Food price volatility

Why may food prices start rising again raising fresh fears of high food price inflation? The key is to understand the reactions of farmers to changes in prices and the decisions they make about whether to plant new crops on marginally productive land.

"If inflation comes roaring back, the first place many people feel the pinch may be in food prices. The cost of corn, soya and wheat has fallen sharply from the levels they reached last summer at the height of the commodity boom. But lower prices mean lower returns per acre, so farmers are cutting plantings of marginally productive land to maximise profits.

European farmers cut plantings of winter wheat 2 per cent this year. In the US, which supplies half the world’s corn and a fifth of its wheat, officials expect plantings of those crops to decline 1.2 per cent and 7 per cent respectively. The US Department of Agriculture says aggregate 2009 plantings of the eight biggest grains could fall the largest amount in 20 years.

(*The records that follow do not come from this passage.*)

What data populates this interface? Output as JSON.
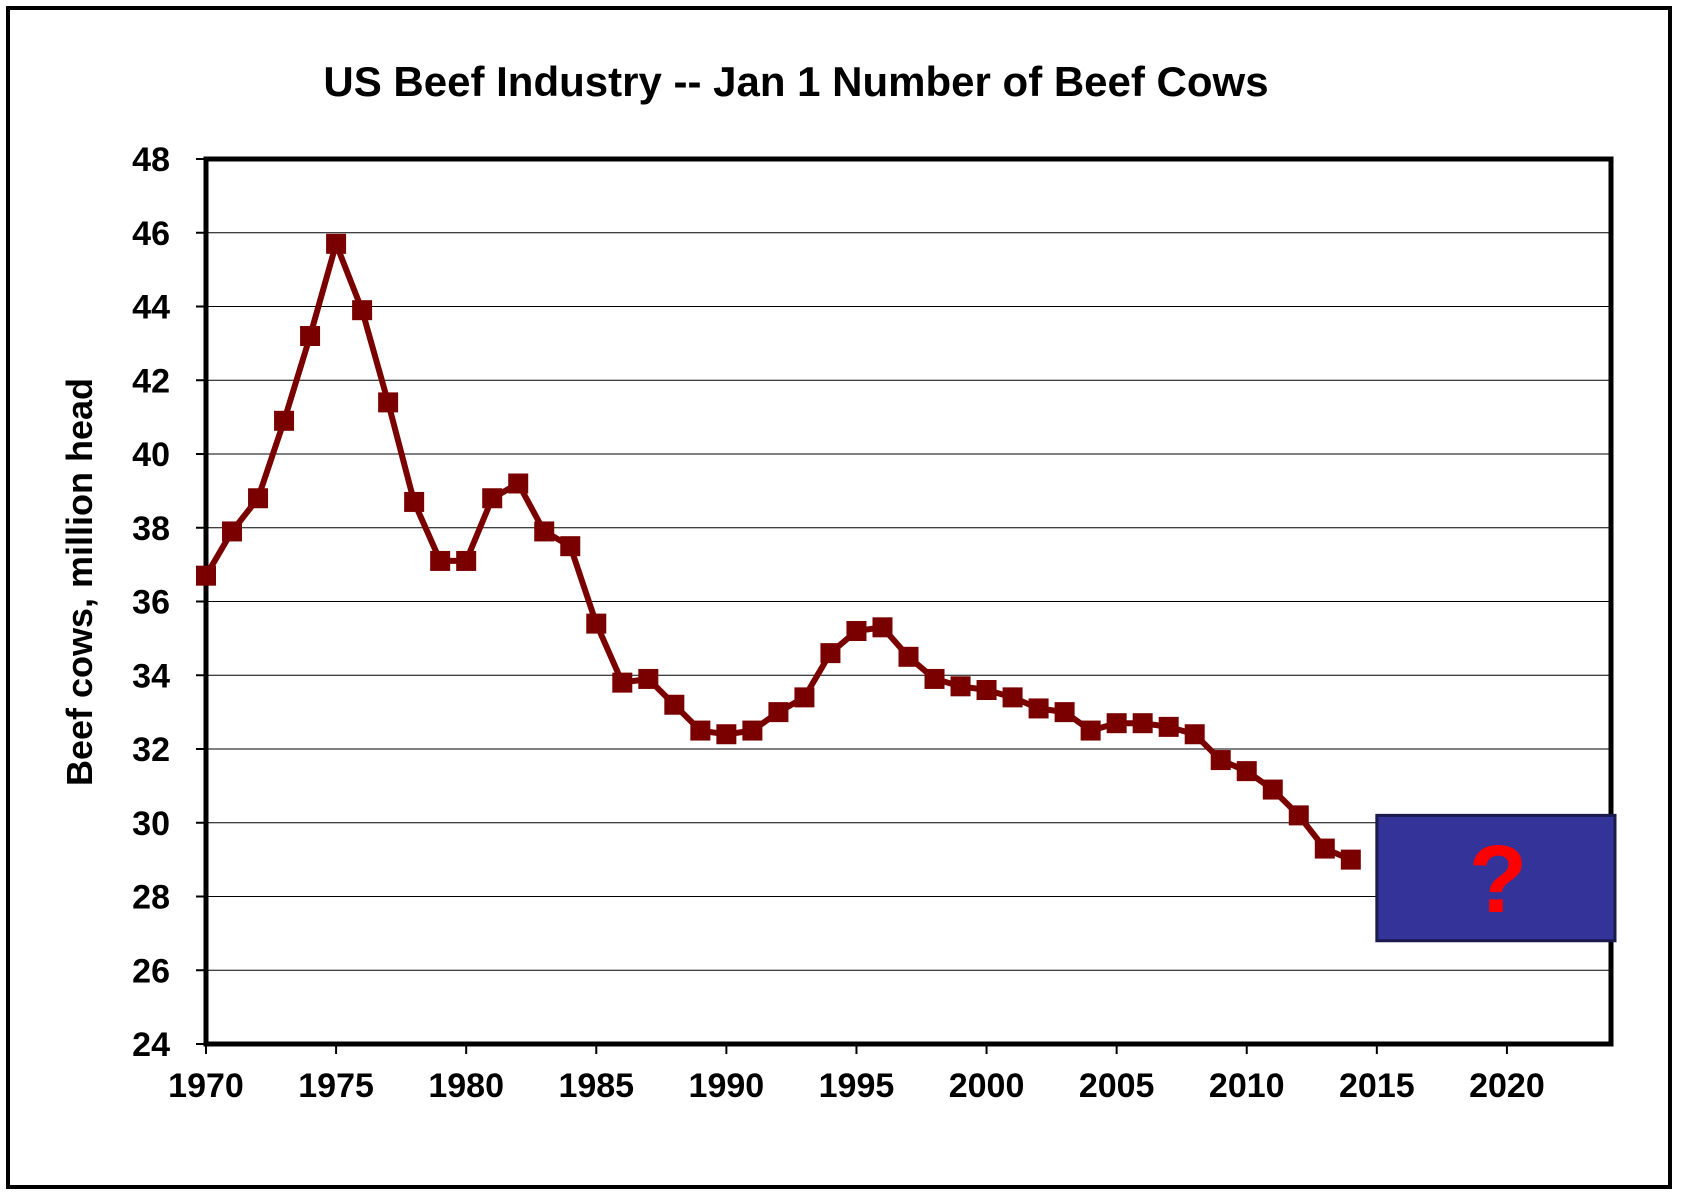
{
  "chart_data": {
    "type": "line",
    "title": "US Beef Industry -- Jan 1 Number of Beef Cows",
    "xlabel": "",
    "ylabel": "Beef cows, million head",
    "xlim": [
      1970,
      2024
    ],
    "ylim": [
      24,
      48
    ],
    "x_ticks": [
      "1970",
      "1975",
      "1980",
      "1985",
      "1990",
      "1995",
      "2000",
      "2005",
      "2010",
      "2015",
      "2020"
    ],
    "y_ticks": [
      "24",
      "26",
      "28",
      "30",
      "32",
      "34",
      "36",
      "38",
      "40",
      "42",
      "44",
      "46",
      "48"
    ],
    "grid": true,
    "legend": "none",
    "series": [
      {
        "color": "#7a0000",
        "marker": "square",
        "x": [
          1970,
          1971,
          1972,
          1973,
          1974,
          1975,
          1976,
          1977,
          1978,
          1979,
          1980,
          1981,
          1982,
          1983,
          1984,
          1985,
          1986,
          1987,
          1988,
          1989,
          1990,
          1991,
          1992,
          1993,
          1994,
          1995,
          1996,
          1997,
          1998,
          1999,
          2000,
          2001,
          2002,
          2003,
          2004,
          2005,
          2006,
          2007,
          2008,
          2009,
          2010,
          2011,
          2012,
          2013,
          2014
        ],
        "y": [
          36.7,
          37.9,
          38.8,
          40.9,
          43.2,
          45.7,
          43.9,
          41.4,
          38.7,
          37.1,
          37.1,
          38.8,
          39.2,
          37.9,
          37.5,
          35.4,
          33.8,
          33.9,
          33.2,
          32.5,
          32.4,
          32.5,
          33.0,
          33.4,
          34.6,
          35.2,
          35.3,
          34.5,
          33.9,
          33.7,
          33.6,
          33.4,
          33.1,
          33.0,
          32.5,
          32.7,
          32.7,
          32.6,
          32.4,
          31.7,
          31.4,
          30.9,
          30.2,
          29.3,
          29.0
        ]
      }
    ],
    "annotations": [
      {
        "text": "?",
        "box_color": "#333399",
        "text_color": "#ff0000",
        "x_range": [
          2015,
          2024
        ],
        "y_range": [
          26.8,
          30.2
        ]
      }
    ]
  }
}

Food prices might rise even in the absence of an economic recovery. Export stockpiles are tight. That has not been a big problem in recent years thanks to an unusually long spate of good weather. At some point, that lucky streak will end.

Such concerns help explain why food prices have not fallen as far as those of other commodities. Prices for corn, wheat, soya and rice have dropped nearly half from their 2008 peaks, but they are still trading at about double their average prices of the past 10 years. Corn, at $4 a bushel, costs the same as it did in 2007. Aluminium, by contrast, is trading at levels not seen since 2003. Natural gas prices have not been so low since 2002. Food prices are unlikely to fall into line with those of other commodities. Indeed, they may not have anywhere to go but up."

(1) How could you illustrate the process described above with supply and demand diagrams?

(2) Explain why price elasticity of demand and price elasticity of supply is relevant in explaining food price volatility

(3) What do you understand by the term ‘marginally productive land’?